Microwave & Microwave generation | How do they work?

Microwave Communication

Microwaves mean high frequencies than 300 MHz and composed of short wavelength less than 1m waves. So those electromagnetic waves which have high frequencies but having short wavelength are called microwaves. The communication which is done through microwaves is called microwave communication. In other words, the communication in which the microwaves are used as the transmission medium is called microwave communication.

Role of EM Waves and Antennas in Microwave Communication

In microwave communication, the modulated signals are radiated through an antenna in the atmosphere while the receiving antenna receives these information signals. Microwaves depend mostly on the resonant cavities and waveguides through which microwaves are generated and transmitted (The metallic cavity or empty cavity present in the conductive material which is tuned on a specific frequency is called cavity resonators). Microwaves transmission is done through electromagnetic waves which are also called light of sight of communication. A line of sight communication is generally that communication in which the information signals are transmitted in the atmosphere without any physical medium and the receiving antenna receives the signals. Point to be noted that in a line of sight communication both the antennas must be face to face on the transmitting and receiving towers.
Microwaves (0.3—300Ghz) are categorized into three groups according to their bands.

Ultra-high-frequency band (UHF)

This frequency band is (0.3 GHz to 3 GHz) ranges.

Super-high-frequency band (SHF)

This frequency band is (3 GHz to 30 GHz) ranges.

Extra high-frequency band (EHF)

This frequency band is (30 GHz to 300 GHz) ranges.

Due to some limitations of the conventional tubes i.e. inductance and capacitance balance b/w the electrodes, the speed of electrons from one electrode to other electrodes etc. Microwaves generation is not possible from them. There is need to use some special tubes through microwaves can be generated in few watts up to hundred watts. For that purpose, there are some special tubes called microwave generators which are frequently using as microwave generators in microwave communication. I.e. Magnetron, klystron, traveling wave tube. Which are used as microwave oscillators and microwave amplifiers as well? Here we are going to explain in detail the microwave tube magnetron.

What is Magnetron and How it Works?

A cylindrical diode which is used as microwave oscillator in microwave communication is called magnetron. In other words, the magnetron is used in microwave communication as a microwave generator. Scientists Randall and Boot from Britain has invented this magnetron tube.

Magnetron Construction

Construction wise magnetron is basically cylindrical in shape. A magnetron is consists of eight permanent copper anode cavities around a heated tungsten cathode. The number of cavities must be even in the magnetron. Cavities size is generally kept according to the oscillation frequency. All the cavities are made at 300 or 450. Co-axial cable is connected to one of the cavity to get the desired output microwaves. While generating high microwaves waveguides are used to get the output signal.

Cavity magnetron working principle is the same of traveling wave tube. According to that, the high microwave frequencies are generated by the interaction of radial electric field and axial magnetic field. So forgetting microwave frequencies we must provide an electric field around the magnetron tube. As shown in the figures.

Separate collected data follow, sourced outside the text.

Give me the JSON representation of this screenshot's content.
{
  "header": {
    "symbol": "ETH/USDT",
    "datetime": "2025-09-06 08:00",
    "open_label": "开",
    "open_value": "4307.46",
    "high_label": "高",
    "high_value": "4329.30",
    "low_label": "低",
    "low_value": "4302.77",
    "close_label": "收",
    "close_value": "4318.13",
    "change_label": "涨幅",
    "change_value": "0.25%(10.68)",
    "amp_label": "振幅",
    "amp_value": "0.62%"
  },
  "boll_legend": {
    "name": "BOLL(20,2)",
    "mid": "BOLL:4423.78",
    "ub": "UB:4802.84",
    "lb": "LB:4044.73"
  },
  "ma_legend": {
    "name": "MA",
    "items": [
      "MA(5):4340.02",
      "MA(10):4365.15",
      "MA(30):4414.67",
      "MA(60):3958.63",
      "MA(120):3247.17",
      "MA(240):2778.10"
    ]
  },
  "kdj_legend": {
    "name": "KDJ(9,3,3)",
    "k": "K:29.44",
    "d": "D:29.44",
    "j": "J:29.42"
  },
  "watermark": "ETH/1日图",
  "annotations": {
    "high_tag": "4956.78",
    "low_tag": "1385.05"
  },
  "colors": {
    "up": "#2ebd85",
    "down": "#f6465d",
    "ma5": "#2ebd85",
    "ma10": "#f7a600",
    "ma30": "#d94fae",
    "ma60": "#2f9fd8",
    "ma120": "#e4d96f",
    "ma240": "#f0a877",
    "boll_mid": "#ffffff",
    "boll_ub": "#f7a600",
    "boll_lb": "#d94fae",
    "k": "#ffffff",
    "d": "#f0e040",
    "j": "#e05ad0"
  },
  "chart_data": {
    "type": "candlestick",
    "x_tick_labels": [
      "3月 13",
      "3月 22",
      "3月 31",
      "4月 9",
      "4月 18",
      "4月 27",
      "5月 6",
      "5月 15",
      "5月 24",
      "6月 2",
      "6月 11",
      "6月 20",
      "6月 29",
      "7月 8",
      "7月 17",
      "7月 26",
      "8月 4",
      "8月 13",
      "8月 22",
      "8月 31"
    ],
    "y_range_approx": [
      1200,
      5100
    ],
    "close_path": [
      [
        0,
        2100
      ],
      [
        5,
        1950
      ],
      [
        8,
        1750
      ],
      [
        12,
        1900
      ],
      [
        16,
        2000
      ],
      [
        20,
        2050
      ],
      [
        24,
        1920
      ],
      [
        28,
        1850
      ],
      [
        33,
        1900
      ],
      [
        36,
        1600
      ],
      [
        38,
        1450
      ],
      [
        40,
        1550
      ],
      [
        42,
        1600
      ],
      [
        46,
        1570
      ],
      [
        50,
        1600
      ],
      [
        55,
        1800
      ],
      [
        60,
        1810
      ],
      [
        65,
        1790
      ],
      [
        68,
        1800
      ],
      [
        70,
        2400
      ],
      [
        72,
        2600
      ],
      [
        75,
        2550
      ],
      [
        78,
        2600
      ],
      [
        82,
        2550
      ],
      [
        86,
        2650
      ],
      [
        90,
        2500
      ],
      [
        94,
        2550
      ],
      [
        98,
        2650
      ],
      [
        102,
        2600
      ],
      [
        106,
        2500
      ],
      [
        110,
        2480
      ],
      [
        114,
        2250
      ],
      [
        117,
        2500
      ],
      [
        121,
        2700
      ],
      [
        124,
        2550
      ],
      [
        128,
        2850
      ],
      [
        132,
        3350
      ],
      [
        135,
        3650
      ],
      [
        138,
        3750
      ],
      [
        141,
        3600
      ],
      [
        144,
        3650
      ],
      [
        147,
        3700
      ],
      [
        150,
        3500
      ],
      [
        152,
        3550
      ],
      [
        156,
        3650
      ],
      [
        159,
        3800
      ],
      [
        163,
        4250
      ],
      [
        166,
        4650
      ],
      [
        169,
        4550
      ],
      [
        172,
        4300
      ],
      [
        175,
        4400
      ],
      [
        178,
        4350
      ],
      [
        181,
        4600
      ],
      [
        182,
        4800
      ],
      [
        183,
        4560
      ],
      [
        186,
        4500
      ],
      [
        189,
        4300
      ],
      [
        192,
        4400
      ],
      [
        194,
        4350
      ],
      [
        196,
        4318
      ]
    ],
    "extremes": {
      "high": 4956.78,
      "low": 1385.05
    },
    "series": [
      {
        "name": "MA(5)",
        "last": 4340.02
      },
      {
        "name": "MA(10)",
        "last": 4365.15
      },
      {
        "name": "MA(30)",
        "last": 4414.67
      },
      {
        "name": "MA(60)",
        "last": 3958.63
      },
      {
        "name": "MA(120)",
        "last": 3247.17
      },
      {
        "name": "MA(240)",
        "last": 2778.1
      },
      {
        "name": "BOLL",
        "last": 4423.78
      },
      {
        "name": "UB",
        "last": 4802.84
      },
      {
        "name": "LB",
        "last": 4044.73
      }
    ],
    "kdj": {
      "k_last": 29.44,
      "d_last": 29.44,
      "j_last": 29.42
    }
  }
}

  The electric field produces movement in a straight line b/w cathode and anode while the magnetic field produces circular movement. That’s why the electrons emitted from the heated cathode don’t go in a straight line due to the interaction b/w electric field and magnetic field.

                         When the magnetic field value is zero then the emitted electron goes directly to the anode around. There is only electric field effect on it that time as shown in the figure with X-line. But when a magnetic field intensity increases a bit then the electron path is not that much straight like before but it becomes a little curved as shown in the figure with Y-line.
This technique is very progressive to generate high-frequency microwaves because when the emitted electron nears to the anode electrode their velocity increases due to the effect of magnetic field. But when the magnetic field is increased further the emitted electron couldn’t reach to anode but just touches the anode electrode and come back to cathode due to the effect of a magnetic field as shown in the figure with Z-line. This is called cut off the field. Similarly, if we keep increasing the magnetic field the emitted electrons radiate and come back to cathode again which in turn heat up the cathode more up to dangerous temperature value.

Hence we concluded that if we provide and maintain a certain value of magnetic field around the magnetron tube we can get the desired frequency of microwaves. Magnetron produces microwave frequency from 900 MHz to 2.5 GHz with a power of 3oo watt to 10k watt, while it works about 70% efficiency.